1. Take black chickpeas in a pressure cooker, add ¼ tsp of salt and 2 cups of water. Pressure-cook them till they are just tender. (Take caution not overcook them.) Drain and keep aside.
2. Meanwhile - roast tomatoes and onions in half teaspoon of oil. When they are little bit cool, grind them to smooth paste. Also prepare coconut milk and g-g-g paste and c-c-c-c powder.
3. Cook 1 and 2 together. In a big sauce pan, heat 1 teaspoon of oil, toast 1 tsp of each, mustard seeds, cumin, minced garlic and curry leaves, add the sauce and seasonings and half cup of water. Cover and cook them for about 10 minutes. Stir in black chickpeas and coconut milk and simmer them, stirring in between until the curry reaches the thickness you desire or for about 10-15 minutes on medium heat.
Serve hot with ruti or with rice.

Basmati Pulao With Raita


Ingredients:

Tomatoes and Veggies:
15 to 20 cherry tomatoes or 1 pound ripe tomatoes of any variety - chopped
1 onion and 6 green chillies - finely chopped lengthwise
½ cup of finely chopped fresh cilantro
1 cup of frozen fresh chickpeas

Basmati Rice:
1 cup of basmati rice and 2½ cups of water

For Masala:
2 each - cardamom pods and cloves
1 inch piece of cinnamon stick
½ teaspoon of black peppercorn
Coarsely grind these together.
Salt, bay leaf and ghee or oil to taste

Instructions:

1. In a large saucepan, heat ghee/oil. Add and sauté the onions until soft and red.

2. Add the green chillies, masala powder, bay leaf and chickpeas, sauté for few minutes.

3. Stir in the cut tomatoes, juice, seeds everything.

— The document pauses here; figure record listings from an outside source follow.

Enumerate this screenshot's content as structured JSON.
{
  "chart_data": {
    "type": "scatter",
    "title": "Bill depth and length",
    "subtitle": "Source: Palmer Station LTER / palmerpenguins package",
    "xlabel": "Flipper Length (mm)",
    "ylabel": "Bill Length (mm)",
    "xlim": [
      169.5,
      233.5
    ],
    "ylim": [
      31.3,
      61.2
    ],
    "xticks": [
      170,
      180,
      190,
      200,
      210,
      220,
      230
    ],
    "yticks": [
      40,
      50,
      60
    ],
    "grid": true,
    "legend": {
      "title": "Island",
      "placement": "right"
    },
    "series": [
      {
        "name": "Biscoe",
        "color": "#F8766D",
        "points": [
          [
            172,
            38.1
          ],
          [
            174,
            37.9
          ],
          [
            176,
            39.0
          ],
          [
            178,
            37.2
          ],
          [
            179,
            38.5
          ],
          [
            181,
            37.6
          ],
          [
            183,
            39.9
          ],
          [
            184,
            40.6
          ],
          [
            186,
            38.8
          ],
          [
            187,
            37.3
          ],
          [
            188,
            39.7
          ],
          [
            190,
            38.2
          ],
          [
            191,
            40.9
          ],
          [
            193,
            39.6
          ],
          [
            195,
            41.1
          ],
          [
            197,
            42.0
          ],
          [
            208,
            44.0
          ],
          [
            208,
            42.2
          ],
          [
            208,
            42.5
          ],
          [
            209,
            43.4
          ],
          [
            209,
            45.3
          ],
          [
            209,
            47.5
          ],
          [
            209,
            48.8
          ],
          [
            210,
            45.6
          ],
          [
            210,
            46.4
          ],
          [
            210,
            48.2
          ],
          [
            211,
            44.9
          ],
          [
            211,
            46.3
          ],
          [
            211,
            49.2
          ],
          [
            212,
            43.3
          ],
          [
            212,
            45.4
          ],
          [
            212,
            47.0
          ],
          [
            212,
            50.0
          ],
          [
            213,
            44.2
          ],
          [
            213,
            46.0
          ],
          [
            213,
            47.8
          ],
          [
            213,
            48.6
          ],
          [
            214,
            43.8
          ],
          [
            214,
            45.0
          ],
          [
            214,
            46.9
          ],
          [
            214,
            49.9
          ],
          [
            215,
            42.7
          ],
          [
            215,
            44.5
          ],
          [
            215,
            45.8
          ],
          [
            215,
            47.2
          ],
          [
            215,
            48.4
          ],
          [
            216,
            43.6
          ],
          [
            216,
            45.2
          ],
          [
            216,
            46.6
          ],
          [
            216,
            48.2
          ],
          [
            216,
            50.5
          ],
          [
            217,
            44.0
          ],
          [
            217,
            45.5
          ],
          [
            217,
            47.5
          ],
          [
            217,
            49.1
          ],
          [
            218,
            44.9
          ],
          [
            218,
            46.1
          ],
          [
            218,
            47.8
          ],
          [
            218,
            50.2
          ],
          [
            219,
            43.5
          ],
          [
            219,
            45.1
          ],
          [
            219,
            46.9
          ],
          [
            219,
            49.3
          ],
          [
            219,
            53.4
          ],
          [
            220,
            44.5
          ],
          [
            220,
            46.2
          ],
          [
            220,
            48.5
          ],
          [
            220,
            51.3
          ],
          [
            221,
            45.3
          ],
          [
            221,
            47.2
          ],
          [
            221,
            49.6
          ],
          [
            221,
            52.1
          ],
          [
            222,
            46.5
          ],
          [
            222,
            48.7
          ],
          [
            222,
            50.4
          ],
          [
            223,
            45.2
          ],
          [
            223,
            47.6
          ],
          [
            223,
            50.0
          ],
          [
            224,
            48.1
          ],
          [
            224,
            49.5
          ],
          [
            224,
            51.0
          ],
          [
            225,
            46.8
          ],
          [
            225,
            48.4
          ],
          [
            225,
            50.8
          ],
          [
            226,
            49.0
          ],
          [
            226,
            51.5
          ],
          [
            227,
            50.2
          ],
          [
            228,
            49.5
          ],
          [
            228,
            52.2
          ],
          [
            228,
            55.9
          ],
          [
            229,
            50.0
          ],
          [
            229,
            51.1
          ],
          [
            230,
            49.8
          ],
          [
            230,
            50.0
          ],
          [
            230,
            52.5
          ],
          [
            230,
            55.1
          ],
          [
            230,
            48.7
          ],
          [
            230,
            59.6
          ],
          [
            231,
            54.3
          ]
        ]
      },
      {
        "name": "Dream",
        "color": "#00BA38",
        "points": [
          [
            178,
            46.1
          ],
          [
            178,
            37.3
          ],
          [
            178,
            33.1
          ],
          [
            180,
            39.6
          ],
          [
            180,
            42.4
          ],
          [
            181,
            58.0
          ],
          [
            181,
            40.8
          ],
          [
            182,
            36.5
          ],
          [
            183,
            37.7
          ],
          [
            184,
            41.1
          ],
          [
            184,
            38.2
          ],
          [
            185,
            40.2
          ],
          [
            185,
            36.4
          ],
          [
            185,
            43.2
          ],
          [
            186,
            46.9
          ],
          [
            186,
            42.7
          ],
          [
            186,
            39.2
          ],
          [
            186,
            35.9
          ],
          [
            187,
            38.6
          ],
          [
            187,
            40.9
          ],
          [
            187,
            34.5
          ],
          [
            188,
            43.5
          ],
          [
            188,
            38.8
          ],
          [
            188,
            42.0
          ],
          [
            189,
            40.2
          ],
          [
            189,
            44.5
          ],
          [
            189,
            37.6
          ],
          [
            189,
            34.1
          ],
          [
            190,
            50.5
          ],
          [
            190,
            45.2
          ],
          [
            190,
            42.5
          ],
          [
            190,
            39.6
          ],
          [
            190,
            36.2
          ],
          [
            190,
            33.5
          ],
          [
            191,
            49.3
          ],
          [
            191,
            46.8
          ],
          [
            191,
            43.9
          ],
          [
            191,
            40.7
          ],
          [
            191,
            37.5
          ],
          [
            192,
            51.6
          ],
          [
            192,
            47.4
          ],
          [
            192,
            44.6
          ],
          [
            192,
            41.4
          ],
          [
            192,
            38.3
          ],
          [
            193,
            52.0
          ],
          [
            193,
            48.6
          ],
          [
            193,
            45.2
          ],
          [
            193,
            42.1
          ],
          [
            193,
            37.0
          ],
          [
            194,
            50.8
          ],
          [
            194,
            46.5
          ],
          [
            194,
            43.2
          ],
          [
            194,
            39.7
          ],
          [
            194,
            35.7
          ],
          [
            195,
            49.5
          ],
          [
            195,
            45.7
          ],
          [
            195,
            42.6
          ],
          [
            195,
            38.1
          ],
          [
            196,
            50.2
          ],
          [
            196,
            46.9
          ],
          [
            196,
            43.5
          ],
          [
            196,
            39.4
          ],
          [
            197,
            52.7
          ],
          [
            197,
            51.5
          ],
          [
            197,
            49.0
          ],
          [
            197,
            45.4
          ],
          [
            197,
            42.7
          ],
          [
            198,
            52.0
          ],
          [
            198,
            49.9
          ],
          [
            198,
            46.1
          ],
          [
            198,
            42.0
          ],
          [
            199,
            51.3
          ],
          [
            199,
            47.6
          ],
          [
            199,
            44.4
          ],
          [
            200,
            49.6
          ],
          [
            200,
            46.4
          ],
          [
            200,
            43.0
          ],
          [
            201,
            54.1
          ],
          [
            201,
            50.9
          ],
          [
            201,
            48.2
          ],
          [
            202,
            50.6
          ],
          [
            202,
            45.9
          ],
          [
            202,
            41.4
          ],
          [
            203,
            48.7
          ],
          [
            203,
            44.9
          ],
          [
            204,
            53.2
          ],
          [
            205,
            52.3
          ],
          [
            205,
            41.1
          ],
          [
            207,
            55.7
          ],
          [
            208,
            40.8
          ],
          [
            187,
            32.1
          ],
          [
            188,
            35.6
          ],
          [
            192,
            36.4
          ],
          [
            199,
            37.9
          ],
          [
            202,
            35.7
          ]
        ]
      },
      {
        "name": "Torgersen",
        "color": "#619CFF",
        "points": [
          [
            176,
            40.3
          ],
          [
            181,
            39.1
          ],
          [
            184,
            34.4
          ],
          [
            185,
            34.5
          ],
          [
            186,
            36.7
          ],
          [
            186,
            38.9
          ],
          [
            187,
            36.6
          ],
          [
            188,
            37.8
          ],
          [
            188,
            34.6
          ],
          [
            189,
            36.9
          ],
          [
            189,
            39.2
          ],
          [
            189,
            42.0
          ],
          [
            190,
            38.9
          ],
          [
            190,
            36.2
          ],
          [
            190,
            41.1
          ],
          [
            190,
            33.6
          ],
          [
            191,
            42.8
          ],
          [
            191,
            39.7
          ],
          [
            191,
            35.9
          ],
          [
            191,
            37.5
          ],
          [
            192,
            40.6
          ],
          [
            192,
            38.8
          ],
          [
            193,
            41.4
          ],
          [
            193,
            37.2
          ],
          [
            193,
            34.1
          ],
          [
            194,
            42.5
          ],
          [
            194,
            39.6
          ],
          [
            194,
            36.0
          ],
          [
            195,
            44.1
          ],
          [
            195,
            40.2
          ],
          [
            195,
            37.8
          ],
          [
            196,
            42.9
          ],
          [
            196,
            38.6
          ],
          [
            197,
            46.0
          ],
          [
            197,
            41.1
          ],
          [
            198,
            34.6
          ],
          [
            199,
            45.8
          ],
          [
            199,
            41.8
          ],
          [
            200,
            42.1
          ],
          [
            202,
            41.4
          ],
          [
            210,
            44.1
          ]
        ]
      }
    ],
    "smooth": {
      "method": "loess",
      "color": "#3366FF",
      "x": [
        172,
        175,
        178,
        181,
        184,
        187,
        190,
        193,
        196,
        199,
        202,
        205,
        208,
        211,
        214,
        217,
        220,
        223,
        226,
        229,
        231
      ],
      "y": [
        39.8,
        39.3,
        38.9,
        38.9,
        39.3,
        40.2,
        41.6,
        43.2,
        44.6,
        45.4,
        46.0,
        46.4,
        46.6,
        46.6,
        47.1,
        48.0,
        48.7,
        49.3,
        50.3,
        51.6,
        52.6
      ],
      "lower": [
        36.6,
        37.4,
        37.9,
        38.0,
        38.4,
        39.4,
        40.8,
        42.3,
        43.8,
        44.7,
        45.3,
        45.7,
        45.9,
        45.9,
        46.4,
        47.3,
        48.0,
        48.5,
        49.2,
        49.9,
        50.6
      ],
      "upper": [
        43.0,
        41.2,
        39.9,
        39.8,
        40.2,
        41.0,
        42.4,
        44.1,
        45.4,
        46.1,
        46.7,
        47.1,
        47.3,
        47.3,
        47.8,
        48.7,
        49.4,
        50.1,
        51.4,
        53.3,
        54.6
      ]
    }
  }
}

Increase the heat to high, cook them covered until the tomatoes when pressed with a spatula turn to soft, concentrated mush.

4. Stir in the basmati rice and salt. Add water and mix. On high heat, bring the water to boil. Reduce the heat to medium. Cover and cook for about 10 to 15 minutes or until all the water is absorbed. Mix only once and resist the temptation to stir frequently (frequent stirring breaks the rice and makes a soggy mess.) Turn off the heat and leave it to rest for about 5 minutes. Just before serving, sprinkle fresh cilantro, gently mix taking care not to brake the basmati rice.

Serve with kurma and/or raita (yogurt is mixed with salt, finely chopped onions, green chillies and grated carrot, cucumber).